Best part of the day? Package from home. I love getting packages from home. They make my day. This was a good one. It was a St. Patrick's Day package! I love holidays, especially when they mean I get a special package :) Everything (well, most things) in the box was green. I was going to take a picture, but I didn't and now the lights are off because Car-Car is sleeping. You'll just have to trust me, it's a wonderful package. Jello popcorn, girl scout cookies, shoes, magazine, granola bar, capri suns, skittles, all kinds of good stuff. The best part of the package? A note from my baby sister. She is amazing. I love her. Even if she did try to make me cry by writing me the sweetest letter in the world.
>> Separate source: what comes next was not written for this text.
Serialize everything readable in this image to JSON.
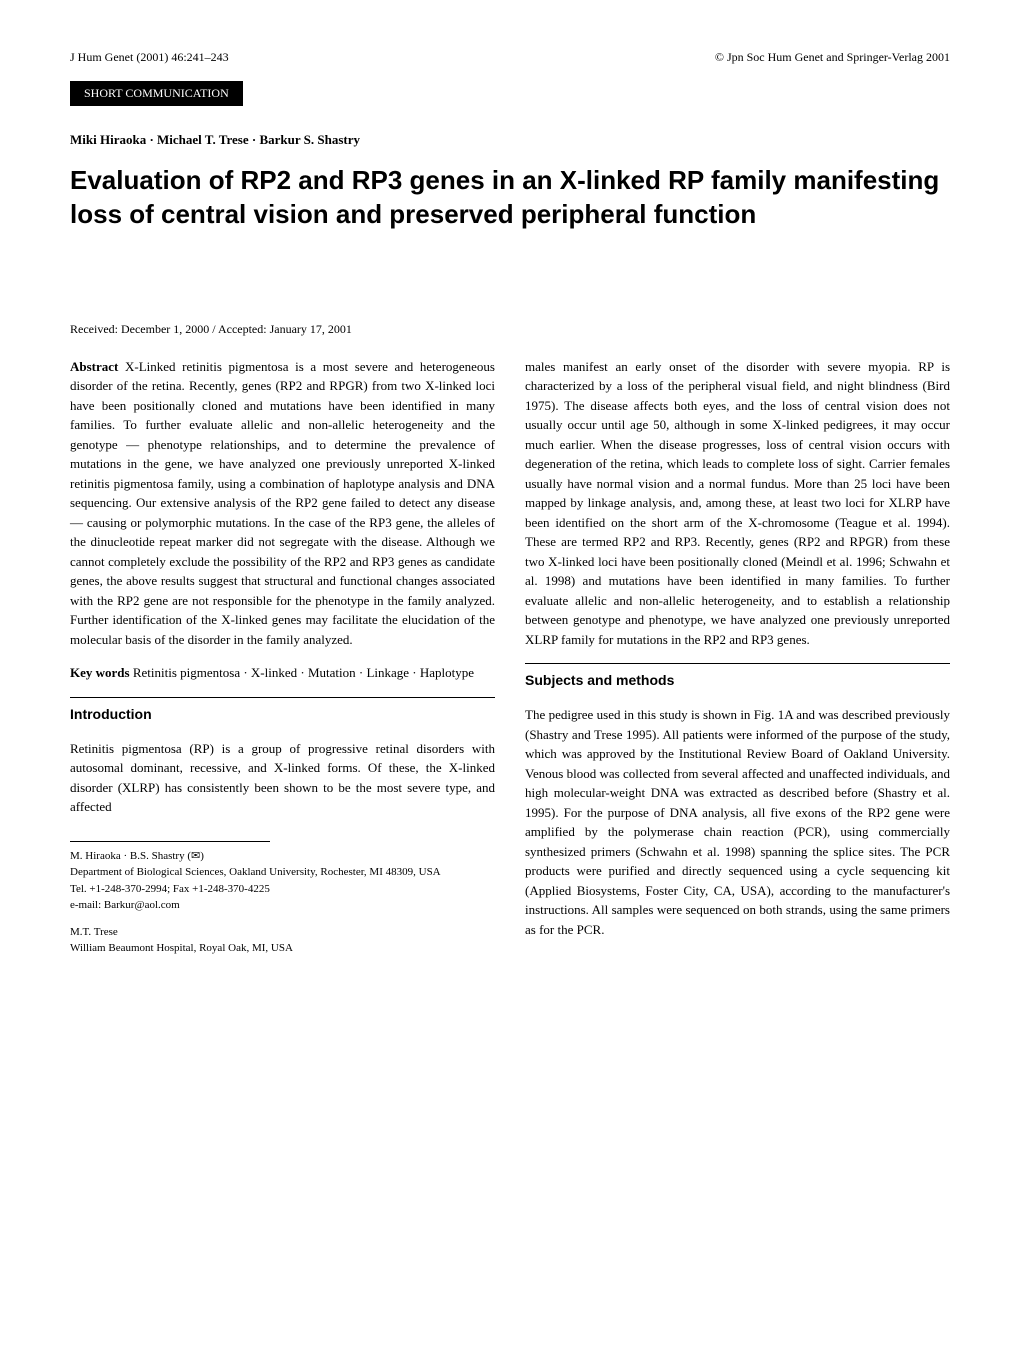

Sleep + package from home = starting to feel better :)

Sunday, March 4, 2012

Do you feel okay? ...because you look great

Urghhhh. I'm still sick. What is this? I hate being sick. I gave up an entire Saturday night of socializing to take medicine and sleep. I feel like that should mean I'm not sick. But I am definitely sick.

I went to church this morning (well...most of church). Fast and testimony meeting was wonderful. As always. Brother Arnell (one of the counselors in the bishopric) told us a story about moving and carrying the all their food storage from one house to the other. He told us the Lord blessed him with one great asset if you know what I mean :) haha, he had the whole room laughing with that one. Oh Brother Arnell...you silly goober. I only have one more fast and testimony meeting left with the 116th ward. It's sad to think about. I love my ward so much. The people in my ward have changed my life. It's crazy to think that people can have such a big impact on you in such a short amount of time. I love them. I really do.
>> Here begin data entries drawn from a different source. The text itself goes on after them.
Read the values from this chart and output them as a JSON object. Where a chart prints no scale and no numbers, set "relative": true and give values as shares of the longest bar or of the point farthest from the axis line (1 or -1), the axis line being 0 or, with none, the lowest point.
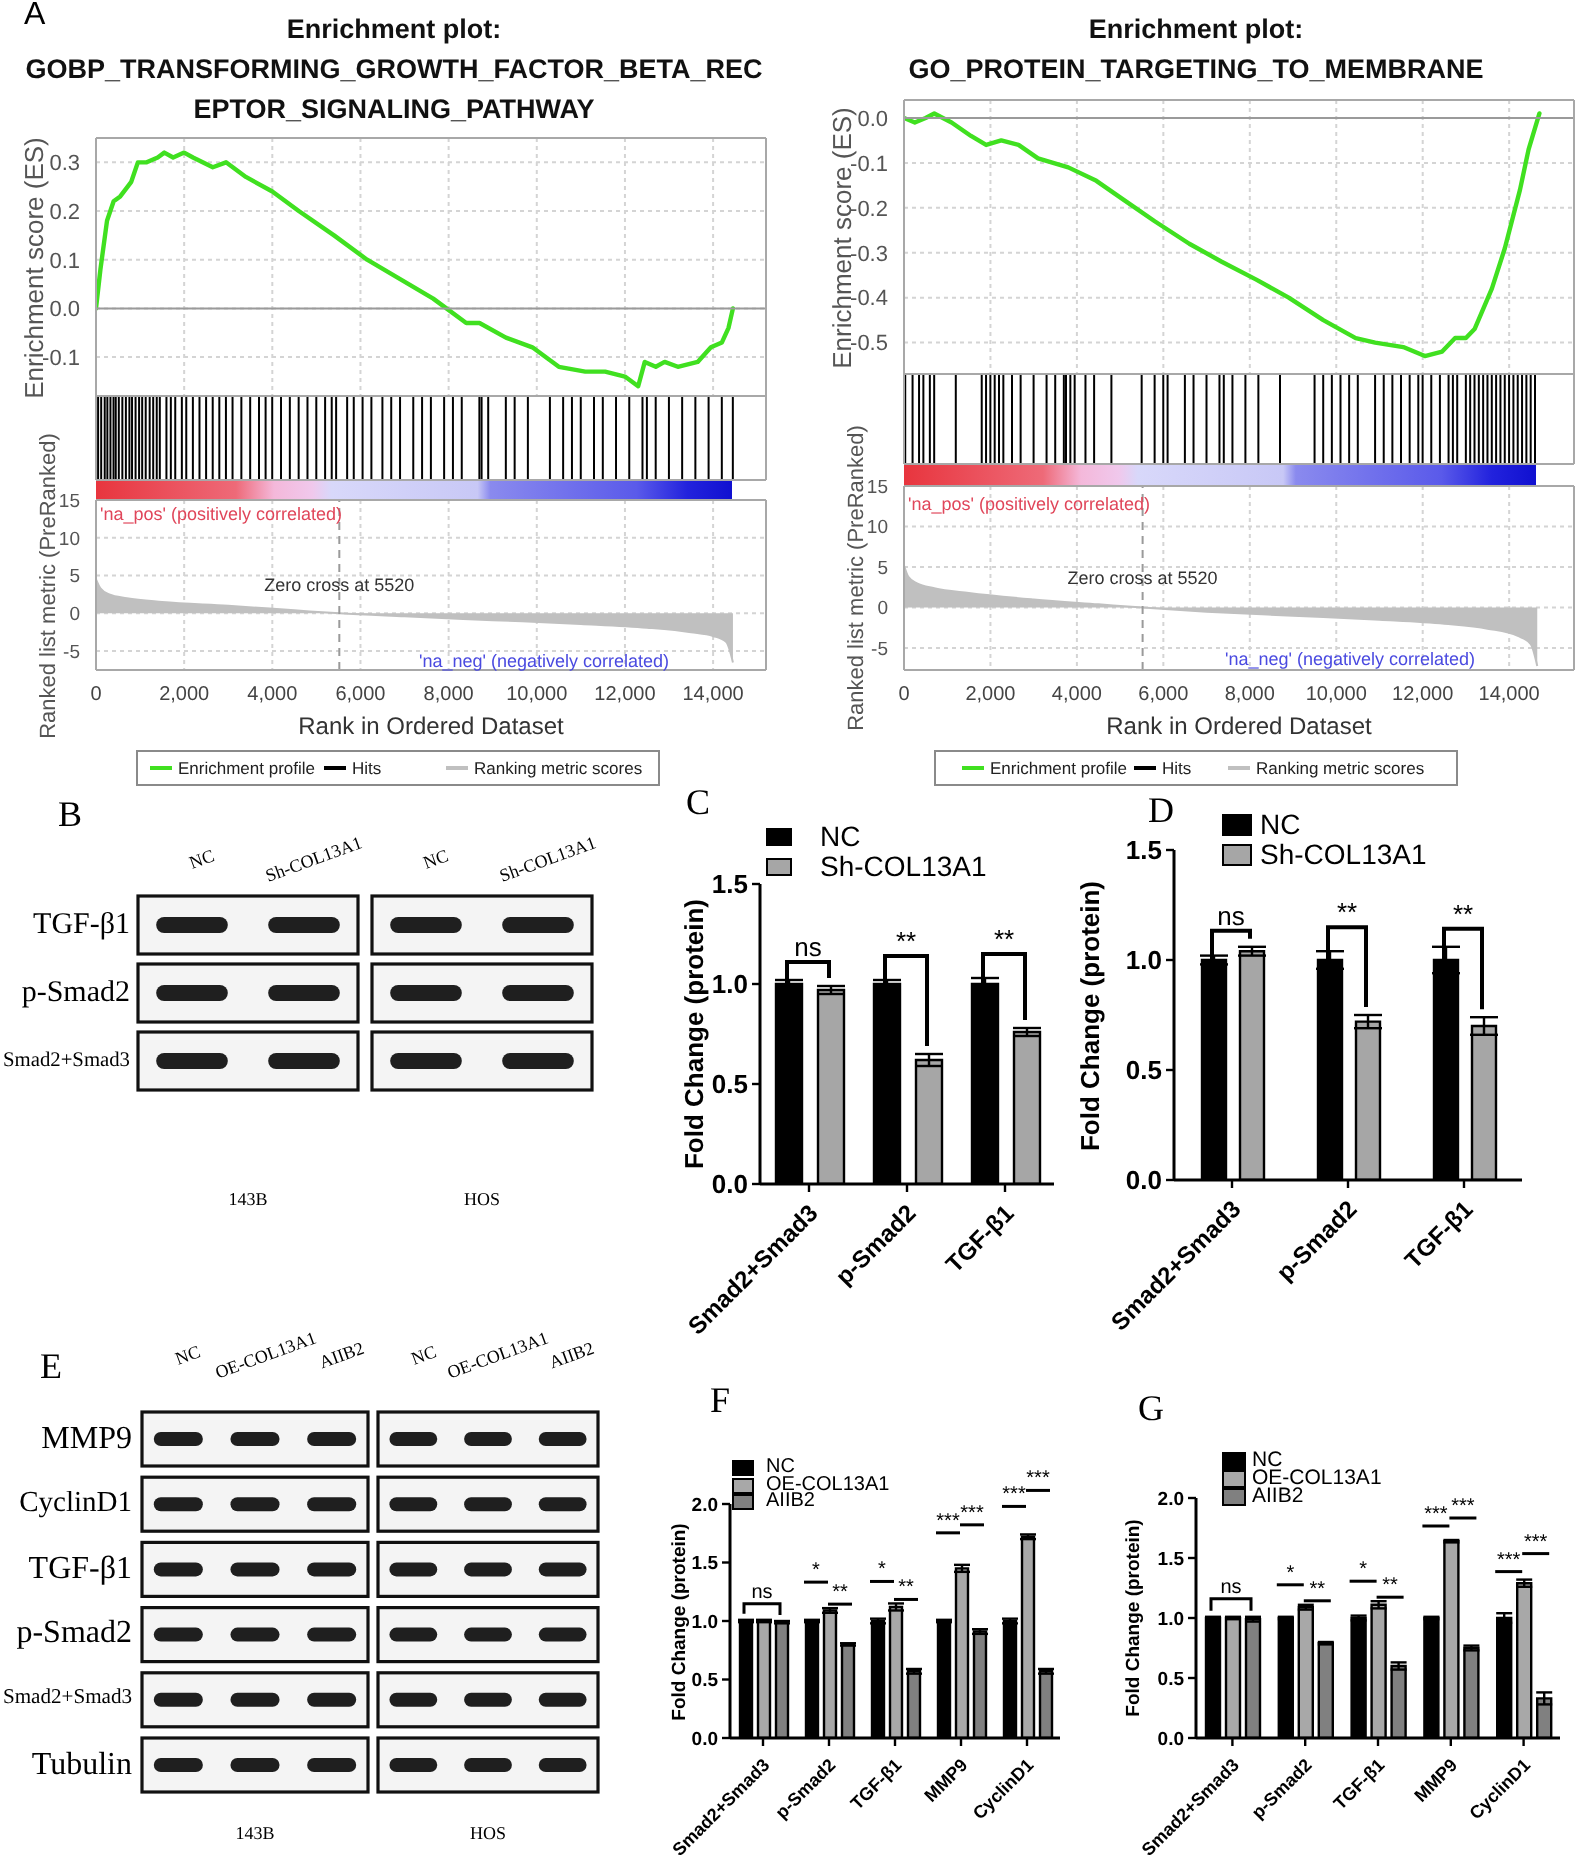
{
  "chart_data": [
    {
      "type": "line",
      "title": "Enrichment plot: GOBP_TRANSFORMING_GROWTH_FACTOR_BETA_RECEPTOR_SIGNALING_PATHWAY",
      "annotations": [
        "A"
      ],
      "ylabel": "Enrichment score (ES)",
      "xlim": [
        0,
        15200
      ],
      "xticks": [
        0,
        2000,
        4000,
        6000,
        8000,
        10000,
        12000,
        14000
      ],
      "tick_labels": "y",
      "ylim": [
        -0.18,
        0.35
      ],
      "yticks": [
        -0.1,
        {
          "value": 0,
          "label": "0.0"
        },
        0.1,
        0.2,
        0.3
      ],
      "grid": true,
      "legend": "bottom",
      "ref_lines": [
        {
          "axis": "y",
          "value": 0
        }
      ],
      "series": [
        {
          "name": "Enrichment profile",
          "color": "#40e020",
          "x": [
            0,
            100,
            250,
            400,
            550,
            800,
            950,
            1150,
            1400,
            1550,
            1750,
            2000,
            2200,
            2650,
            2950,
            3400,
            4000,
            4600,
            5400,
            6150,
            6900,
            7650,
            8400,
            8700,
            9300,
            9900,
            10500,
            11100,
            11550,
            12000,
            12300,
            12450,
            12700,
            12900,
            13200,
            13650,
            13950,
            14200,
            14350,
            14450
          ],
          "values": [
            0,
            0.08,
            0.18,
            0.22,
            0.23,
            0.26,
            0.3,
            0.3,
            0.31,
            0.32,
            0.31,
            0.32,
            0.31,
            0.29,
            0.3,
            0.27,
            0.24,
            0.2,
            0.15,
            0.1,
            0.06,
            0.02,
            -0.03,
            -0.03,
            -0.06,
            -0.08,
            -0.12,
            -0.13,
            -0.13,
            -0.14,
            -0.16,
            -0.11,
            -0.12,
            -0.11,
            -0.12,
            -0.11,
            -0.08,
            -0.07,
            -0.04,
            0
          ]
        }
      ]
    },
    {
      "type": "bar",
      "relative": true,
      "xlim": [
        0,
        15200
      ],
      "tick_labels": false,
      "legend": "bottom",
      "series": [
        {
          "name": "Hits",
          "color": "#000000",
          "x": [
            50,
            120,
            200,
            260,
            330,
            400,
            450,
            520,
            600,
            680,
            760,
            820,
            900,
            980,
            1050,
            1130,
            1220,
            1300,
            1380,
            1450,
            1600,
            1700,
            1800,
            1950,
            2050,
            2200,
            2350,
            2500,
            2650,
            2800,
            2950,
            3100,
            3300,
            3500,
            3700,
            3850,
            4000,
            4200,
            4400,
            4600,
            4800,
            5000,
            5200,
            5350,
            5450,
            5700,
            5850,
            6050,
            6250,
            6500,
            6700,
            6900,
            7200,
            7400,
            7600,
            7900,
            8100,
            8300,
            8700,
            8750,
            8900,
            9300,
            9500,
            9800,
            10300,
            10600,
            10800,
            11000,
            11300,
            11500,
            11800,
            12100,
            12400,
            12500,
            12700,
            13000,
            13300,
            13600,
            13900,
            14200,
            14450
          ],
          "values": [
            1,
            1,
            1,
            1,
            1,
            1,
            1,
            1,
            1,
            1,
            1,
            1,
            1,
            1,
            1,
            1,
            1,
            1,
            1,
            1,
            1,
            1,
            1,
            1,
            1,
            1,
            1,
            1,
            1,
            1,
            1,
            1,
            1,
            1,
            1,
            1,
            1,
            1,
            1,
            1,
            1,
            1,
            1,
            1,
            1,
            1,
            1,
            1,
            1,
            1,
            1,
            1,
            1,
            1,
            1,
            1,
            1,
            1,
            1,
            1,
            1,
            1,
            1,
            1,
            1,
            1,
            1,
            1,
            1,
            1,
            1,
            1,
            1,
            1,
            1,
            1,
            1,
            1,
            1,
            1,
            1
          ]
        }
      ]
    },
    {
      "type": "area",
      "xlabel": "Rank in Ordered Dataset",
      "ylabel": "Ranked list metric (PreRanked)",
      "annotations": [
        "'na_pos' (positively correlated)",
        "'na_neg' (negatively correlated)"
      ],
      "xlim": [
        0,
        15200
      ],
      "xticks": [
        0,
        {
          "value": 2000,
          "label": "2,000"
        },
        {
          "value": 4000,
          "label": "4,000"
        },
        {
          "value": 6000,
          "label": "6,000"
        },
        {
          "value": 8000,
          "label": "8,000"
        },
        {
          "value": 10000,
          "label": "10,000"
        },
        {
          "value": 12000,
          "label": "12,000"
        },
        {
          "value": 14000,
          "label": "14,000"
        }
      ],
      "ylim": [
        -7.5,
        15
      ],
      "yticks": [
        -5,
        0,
        5,
        10,
        15
      ],
      "grid": true,
      "legend": "bottom",
      "ref_lines": [
        {
          "axis": "x",
          "value": 5520,
          "label": "Zero cross at 5520",
          "line_style": "dashed"
        }
      ],
      "series": [
        {
          "name": "Ranking metric scores",
          "color": "#c0c0c0",
          "x": [
            0,
            100,
            300,
            700,
            1500,
            3000,
            4500,
            5520,
            7000,
            9000,
            11000,
            12500,
            13500,
            14000,
            14300,
            14450
          ],
          "values": [
            4.5,
            3.3,
            2.5,
            2,
            1.5,
            1,
            0.4,
            0,
            -0.4,
            -0.9,
            -1.4,
            -1.9,
            -2.5,
            -3,
            -3.8,
            -6.5
          ]
        }
      ]
    },
    {
      "type": "line",
      "title": "Enrichment plot: GO_PROTEIN_TARGETING_TO_MEMBRANE",
      "ylabel": "Enrichment score (ES)",
      "xlim": [
        0,
        15500
      ],
      "xticks": [
        0,
        2000,
        4000,
        6000,
        8000,
        10000,
        12000,
        14000
      ],
      "tick_labels": "y",
      "ylim": [
        -0.57,
        0.04
      ],
      "yticks": [
        -0.5,
        -0.4,
        -0.3,
        -0.2,
        -0.1,
        {
          "value": 0,
          "label": "0.0"
        }
      ],
      "grid": true,
      "legend": "bottom",
      "ref_lines": [
        {
          "axis": "y",
          "value": 0
        }
      ],
      "series": [
        {
          "name": "Enrichment profile",
          "color": "#40e020",
          "x": [
            0,
            250,
            500,
            700,
            1100,
            1550,
            1900,
            2250,
            2650,
            3100,
            3800,
            4450,
            5050,
            5800,
            6600,
            7350,
            8150,
            8900,
            9700,
            10450,
            10900,
            11550,
            12050,
            12450,
            12750,
            13000,
            13200,
            13600,
            13900,
            14250,
            14450,
            14700
          ],
          "values": [
            0,
            -0.01,
            0,
            0.01,
            -0.01,
            -0.04,
            -0.06,
            -0.05,
            -0.06,
            -0.09,
            -0.11,
            -0.14,
            -0.18,
            -0.23,
            -0.28,
            -0.32,
            -0.36,
            -0.4,
            -0.45,
            -0.49,
            -0.5,
            -0.51,
            -0.53,
            -0.52,
            -0.49,
            -0.49,
            -0.47,
            -0.38,
            -0.29,
            -0.16,
            -0.07,
            0.01
          ]
        }
      ]
    },
    {
      "type": "bar",
      "relative": true,
      "xlim": [
        0,
        15500
      ],
      "tick_labels": false,
      "legend": "bottom",
      "series": [
        {
          "name": "Hits",
          "color": "#000000",
          "x": [
            30,
            200,
            350,
            450,
            600,
            700,
            1200,
            1800,
            1900,
            2000,
            2100,
            2200,
            2300,
            2500,
            2700,
            3000,
            3300,
            3500,
            3700,
            3750,
            3850,
            3950,
            4200,
            4400,
            4800,
            5500,
            5800,
            6000,
            6100,
            6500,
            6700,
            7000,
            7300,
            7400,
            7600,
            7900,
            8200,
            8700,
            9500,
            9700,
            9900,
            10100,
            10300,
            10500,
            10900,
            11100,
            11300,
            11500,
            11700,
            11900,
            12000,
            12200,
            12400,
            12600,
            12700,
            12800,
            13000,
            13100,
            13200,
            13300,
            13400,
            13500,
            13600,
            13700,
            13800,
            13900,
            14000,
            14100,
            14200,
            14300,
            14400,
            14500,
            14600
          ],
          "values": [
            1,
            1,
            1,
            1,
            1,
            1,
            1,
            1,
            1,
            1,
            1,
            1,
            1,
            1,
            1,
            1,
            1,
            1,
            1,
            1,
            1,
            1,
            1,
            1,
            1,
            1,
            1,
            1,
            1,
            1,
            1,
            1,
            1,
            1,
            1,
            1,
            1,
            1,
            1,
            1,
            1,
            1,
            1,
            1,
            1,
            1,
            1,
            1,
            1,
            1,
            1,
            1,
            1,
            1,
            1,
            1,
            1,
            1,
            1,
            1,
            1,
            1,
            1,
            1,
            1,
            1,
            1,
            1,
            1,
            1,
            1,
            1,
            1
          ]
        }
      ]
    },
    {
      "type": "area",
      "xlabel": "Rank in Ordered Dataset",
      "ylabel": "Ranked list metric (PreRanked)",
      "annotations": [
        "'na_pos' (positively correlated)",
        "'na_neg' (negatively correlated)"
      ],
      "xlim": [
        0,
        15500
      ],
      "xticks": [
        0,
        {
          "value": 2000,
          "label": "2,000"
        },
        {
          "value": 4000,
          "label": "4,000"
        },
        {
          "value": 6000,
          "label": "6,000"
        },
        {
          "value": 8000,
          "label": "8,000"
        },
        {
          "value": 10000,
          "label": "10,000"
        },
        {
          "value": 12000,
          "label": "12,000"
        },
        {
          "value": 14000,
          "label": "14,000"
        }
      ],
      "ylim": [
        -7.7,
        15
      ],
      "yticks": [
        -5,
        0,
        5,
        10,
        15
      ],
      "grid": true,
      "legend": "bottom",
      "ref_lines": [
        {
          "axis": "x",
          "value": 5520,
          "label": "Zero cross at 5520",
          "line_style": "dashed"
        }
      ],
      "series": [
        {
          "name": "Ranking metric scores",
          "color": "#c0c0c0",
          "x": [
            0,
            100,
            300,
            700,
            1500,
            3000,
            4500,
            5520,
            7000,
            9000,
            11000,
            12500,
            13500,
            14200,
            14500,
            14650
          ],
          "values": [
            5.2,
            3.8,
            3,
            2.4,
            1.8,
            1,
            0.4,
            0,
            -0.5,
            -1,
            -1.5,
            -2,
            -2.6,
            -3.5,
            -4.5,
            -7.2
          ]
        }
      ]
    },
    {
      "type": "other",
      "title": "B",
      "categories": [
        "NC",
        "Sh-COL13A1"
      ],
      "y_categories": [
        "TGF-β1",
        "p-Smad2",
        "Smad2+Smad3"
      ],
      "annotations": [
        "143B",
        "HOS"
      ]
    },
    {
      "type": "bar",
      "title": "C",
      "categories": [
        "Smad2+Smad3",
        "p-Smad2",
        "TGF-β1"
      ],
      "series": [
        {
          "name": "NC",
          "color": "#000000",
          "values": [
            1,
            1,
            1
          ],
          "errors": [
            0.02,
            0.02,
            0.03
          ]
        },
        {
          "name": "Sh-COL13A1",
          "color": "#a6a6a6",
          "values": [
            0.97,
            0.62,
            0.76
          ],
          "errors": [
            0.02,
            0.03,
            0.02
          ]
        }
      ],
      "ylabel": "Fold Change (protein)",
      "ylim": [
        0,
        1.5
      ],
      "yticks": [
        {
          "value": 0,
          "label": "0.0"
        },
        0.5,
        {
          "value": 1,
          "label": "1.0"
        },
        1.5
      ],
      "legend": "top left",
      "annotations": [
        {
          "text": "ns",
          "y": 1
        },
        {
          "text": "**",
          "y": 1
        },
        {
          "text": "**",
          "y": 1
        }
      ]
    },
    {
      "type": "bar",
      "title": "D",
      "categories": [
        "Smad2+Smad3",
        "p-Smad2",
        "TGF-β1"
      ],
      "series": [
        {
          "name": "NC",
          "color": "#000000",
          "values": [
            1,
            1,
            1
          ],
          "errors": [
            0.02,
            0.04,
            0.06
          ]
        },
        {
          "name": "Sh-COL13A1",
          "color": "#a6a6a6",
          "values": [
            1.04,
            0.72,
            0.7
          ],
          "errors": [
            0.02,
            0.03,
            0.04
          ]
        }
      ],
      "ylabel": "Fold Change (protein)",
      "ylim": [
        0,
        1.5
      ],
      "yticks": [
        {
          "value": 0,
          "label": "0.0"
        },
        0.5,
        {
          "value": 1,
          "label": "1.0"
        },
        1.5
      ],
      "legend": "top left",
      "annotations": [
        {
          "text": "ns",
          "y": 1
        },
        {
          "text": "**",
          "y": 1
        },
        {
          "text": "**",
          "y": 1
        }
      ]
    },
    {
      "type": "other",
      "title": "E",
      "categories": [
        "NC",
        "OE-COL13A1",
        "AIIB2"
      ],
      "y_categories": [
        "MMP9",
        "CyclinD1",
        "TGF-β1",
        "p-Smad2",
        "Smad2+Smad3",
        "Tubulin"
      ],
      "annotations": [
        "143B",
        "HOS"
      ]
    },
    {
      "type": "bar",
      "title": "F",
      "categories": [
        "Smad2+Smad3",
        "p-Smad2",
        "TGF-β1",
        "MMP9",
        "CyclinD1"
      ],
      "series": [
        {
          "name": "NC",
          "color": "#000000",
          "values": [
            1,
            1,
            1,
            1,
            1
          ],
          "errors": [
            0.01,
            0.01,
            0.02,
            0.01,
            0.02
          ]
        },
        {
          "name": "OE-COL13A1",
          "color": "#a8a8a8",
          "values": [
            1,
            1.09,
            1.12,
            1.45,
            1.72
          ],
          "errors": [
            0.01,
            0.02,
            0.03,
            0.03,
            0.02
          ]
        },
        {
          "name": "AIIB2",
          "color": "#808080",
          "values": [
            0.99,
            0.8,
            0.57,
            0.91,
            0.57
          ],
          "errors": [
            0.01,
            0.01,
            0.02,
            0.02,
            0.02
          ]
        }
      ],
      "ylabel": "Fold Change (protein)",
      "ylim": [
        0,
        2
      ],
      "yticks": [
        {
          "value": 0,
          "label": "0.0"
        },
        0.5,
        {
          "value": 1,
          "label": "1.0"
        },
        1.5,
        {
          "value": 2,
          "label": "2.0"
        }
      ],
      "legend": "top left",
      "annotations": [
        "ns",
        "*",
        "**",
        "*",
        "**",
        "***",
        "***",
        "***",
        "***"
      ]
    },
    {
      "type": "bar",
      "title": "G",
      "categories": [
        "Smad2+Smad3",
        "p-Smad2",
        "TGF-β1",
        "MMP9",
        "CyclinD1"
      ],
      "series": [
        {
          "name": "NC",
          "color": "#000000",
          "values": [
            1,
            1,
            1,
            1,
            1
          ],
          "errors": [
            0.01,
            0.01,
            0.02,
            0.01,
            0.04
          ]
        },
        {
          "name": "OE-COL13A1",
          "color": "#a8a8a8",
          "values": [
            1,
            1.09,
            1.11,
            1.64,
            1.29
          ],
          "errors": [
            0.01,
            0.02,
            0.03,
            0.01,
            0.03
          ]
        },
        {
          "name": "AIIB2",
          "color": "#808080",
          "values": [
            0.99,
            0.79,
            0.6,
            0.75,
            0.33
          ],
          "errors": [
            0.02,
            0.01,
            0.03,
            0.02,
            0.05
          ]
        }
      ],
      "ylabel": "Fold Change (protein)",
      "ylim": [
        0,
        2
      ],
      "yticks": [
        {
          "value": 0,
          "label": "0.0"
        },
        0.5,
        {
          "value": 1,
          "label": "1.0"
        },
        1.5,
        {
          "value": 2,
          "label": "2.0"
        }
      ],
      "legend": "top left",
      "annotations": [
        "ns",
        "*",
        "**",
        "*",
        "**",
        "***",
        "***",
        "***",
        "***"
      ]
    }
  ]
}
Best story ever: so I was walking to Sunday school today and Cooper asked me if I was feeling okay. Then he quickly tried to recover by saying "...because you look great!" We both knew I didn't look great. My eyes are all puffy and watery. My nose is red. And I'm pretty sure my expression is very... dur. A dur expression. I don't know how else to explain it. Just durrr. Haha, I laughed so hard. In fact just thinking about it makes me laugh. Gotta love Coop.

Speaking of looking great, I wore my dress from the children's section of DI today. So did Meg. I was going to take pictures for the blog...but I was sick and not looking too hot. Also I left church after Sunday school to come home and sleep so I really didn't have a chance. If we wear our dresses again, I'll try to remember to post a picture.

Other than church, my day consisted of a lot of sleeping. A LOT of sleeping. I just took medicine and slept. All day. And now I'm about to go back to sleep. Plus I got someone to cover work for me tomorrow so that I can sleep all day tomorrow. Except I have to go to my writing class. Lame. But I just might skip bio.

Being sick at college is the worst. I usually don't take medicine, but now I have to take medicine because my mommy isn't here to baby me so being sick is no fun. Well, she did baby me a little over text today. Plus she sent me a package. She's the best. But I don't like being sick at college. Skipping class is a pain. Skipping socializing is a bore. Skipping work is a hassle. Not feeling up to doing homework is stressful. Luckily I have amazing friends. Everyone is so willing to make me feel better in any way. Whether it's offering me medicine or telling me to go to bed. Plus I have the best roommate ever. Look what I woke up to :)



Being sick is no fun, but having wonderful friends makes it a little better. Okay, it makes it a lot better.